Is living as a disciple of Jesus just a way to get what we want, or is such a life its own reward?
I ask this because I think much of my life I viewed God as arbitrarily commanding certain actions, or forbidding others. God will punish you if you step out of line, and avoiding punishment is a primary motivator. The other motivator is getting nice things – in the end – everyone is pursuing pleasure and stuff, it is not the pleasure or stuff that is the problem. If you pursue them the way God said, by being generous and holy for example, you’ll get them in the end while others will not.
I suspect a lot of Christians have this view. I no longer think this way.
God will not punish you because you do not follow the rules – instead, the punishment will come from you choosing a life apart from God. God does not just give random commands, instead God commands what is best for you and thus if you stray from this, it will self-destruction.
Likewise, the goal of holy living is not to get stuff (a mansion in heaven is one I heard growing up). Then you’re just being greedy, but baptizing your greed. The goal is the holy living itself, it is its own reward.

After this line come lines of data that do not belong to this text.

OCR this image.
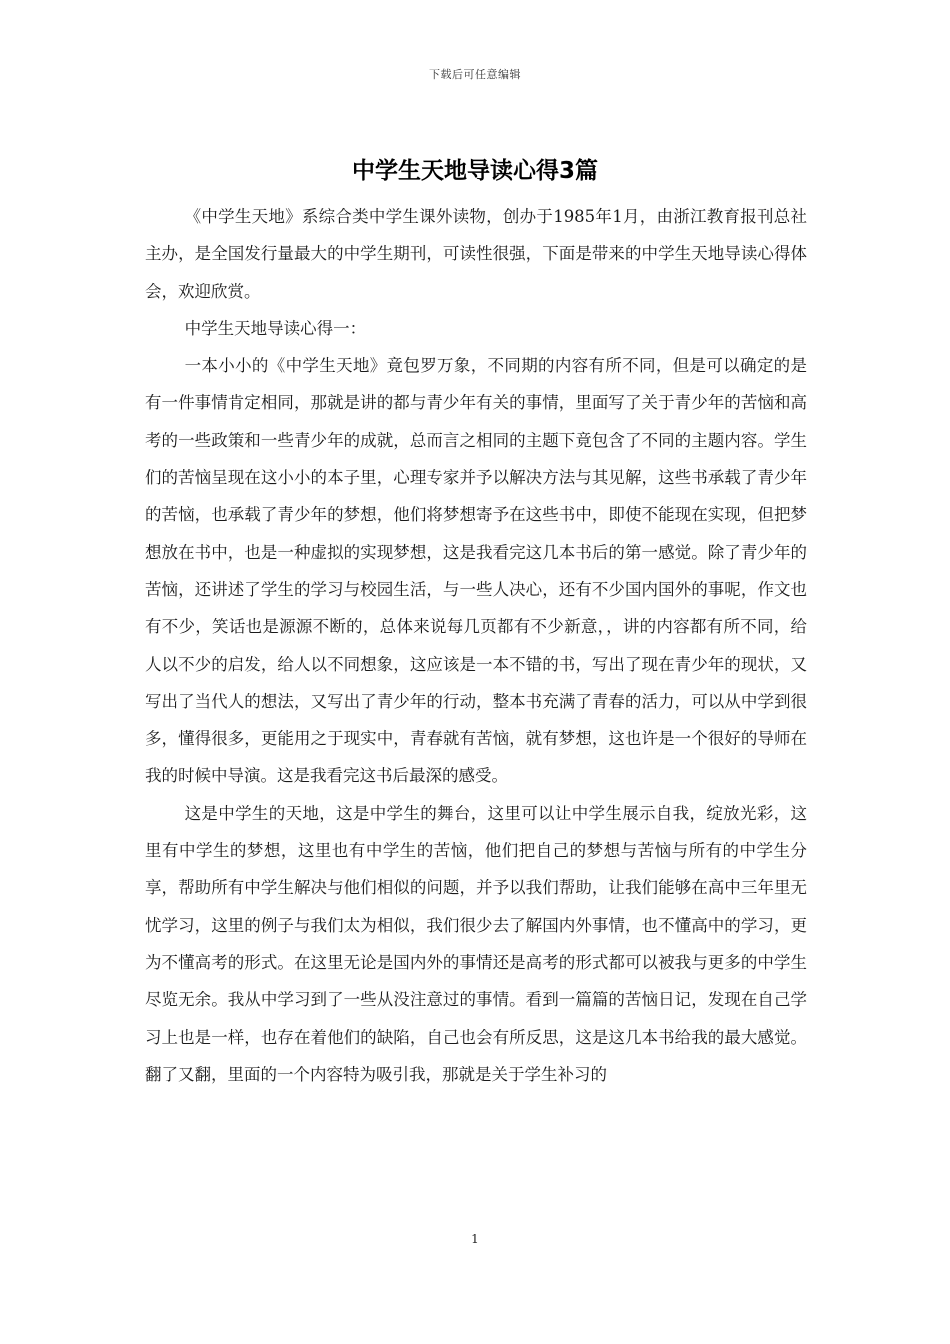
下载后可任意编辑
中学生天地导读心得3篇

《中学生天地》系综合类中学生课外读物，创办于1985年1月，由浙江教育报刊总社主办，是全国发行量最大的中学生期刊，可读性很强，下面是带来的中学生天地导读心得体会，欢迎欣赏。

中学生天地导读心得一：

一本小小的《中学生天地》竟包罗万象，不同期的内容有所不同，但是可以确定的是有一件事情肯定相同，那就是讲的都与青少年有关的事情，里面写了关于青少年的苦恼和高考的一些政策和一些青少年的成就，总而言之相同的主题下竟包含了不同的主题内容。学生们的苦恼呈现在这小小的本子里，心理专家并予以解决方法与其见解，这些书承载了青少年的苦恼，也承载了青少年的梦想，他们将梦想寄予在这些书中，即使不能现在实现，但把梦想放在书中，也是一种虚拟的实现梦想，这是我看完这几本书后的第一感觉。除了青少年的苦恼，还讲述了学生的学习与校园生活，与一些人决心，还有不少国内国外的事呢，作文也有不少，笑话也是源源不断的，总体来说每几页都有不少新意，，讲的内容都有所不同，给人以不少的启发，给人以不同想象，这应该是一本不错的书，写出了现在青少年的现状，又写出了当代人的想法，又写出了青少年的行动，整本书充满了青春的活力，可以从中学到很多，懂得很多，更能用之于现实中，青春就有苦恼，就有梦想，这也许是一个很好的导师在我的时候中导演。这是我看完这书后最深的感受。

这是中学生的天地，这是中学生的舞台，这里可以让中学生展示自我，绽放光彩，这里有中学生的梦想，这里也有中学生的苦恼，他们把自己的梦想与苦恼与所有的中学生分享，帮助所有中学生解决与他们相似的问题，并予以我们帮助，让我们能够在高中三年里无忧学习，这里的例子与我们太为相似，我们很少去了解国内外事情，也不懂高中的学习，更为不懂高考的形式。在这里无论是国内外的事情还是高考的形式都可以被我与更多的中学生尽览无余。我从中学习到了一些从没注意过的事情。看到一篇篇的苦恼日记，发现在自己学习上也是一样，也存在着他们的缺陷，自己也会有所反思，这是这几本书给我的最大感觉。翻了又翻，里面的一个内容特为吸引我，那就是关于学生补习的

1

All of this flowed into my mind as I read Psalm 7.
Read Psalm 7.
David faces enemies who are going to tear him apart (v. 2) and David calls out to God to allow these enemies to destroy him if he has done evil acts that deserve it (v. 3-5). I am amazed by David’s honesty with God here (though its not like God wouldn’t know if he was lying!). What would it look like for us to have such a clear conscience before our Creator?
David knows he can bring his case to God, for God is the good and perfect judge (v. 8-13). But it is not that God (at least in this Psalm) will actively strike out against evil people. Instead, God simply allows their evil acts to self-destruct:
14 Whoever is pregnant with evil
conceives trouble and gives birth to disillusionment.
15 Whoever digs a hole and scoops it out
falls into the pit they have made.
16 The trouble they cause recoils on them;
their violence comes down on their own heads.
As I said above, it is not that God arbitrarily commands as if God could command otherwise. God is Good, Love and Beauty and thus desires us to live lives of Good, Love and Beauty. When we turn from this towards evil, hate and darkness we build a house of cards that will collapse eventually. The fact it doesn’t collapse immediately shows that God keeps holding it up, waiting for us to get our act together.
Have you fallen into the pit you have made? Have you wondered why bad things happen to you, only to realize they happened because of choices you made?
Obviously this does not include all suffering. I am not saying everyone deserves what they get, for there are other forces at work that press in on us. The point for now is simply to call us to self-reflection. As Paul would say, are we growing good fruit (of the Spirit) or bad fruit in our lives (Galatians 5).
**I recently began sending the students in CSF a brief reflection on a Psalm each Friday. My hope is that it will provide them with some motivation to read scripture. I have enjoyed meditating on the Psalms, and I look forward to taking the next few years to get through them all! I decided it might be worthwhile to post the weekly devos here, so if you happen to read this, I pray it is helpful. Enjoy.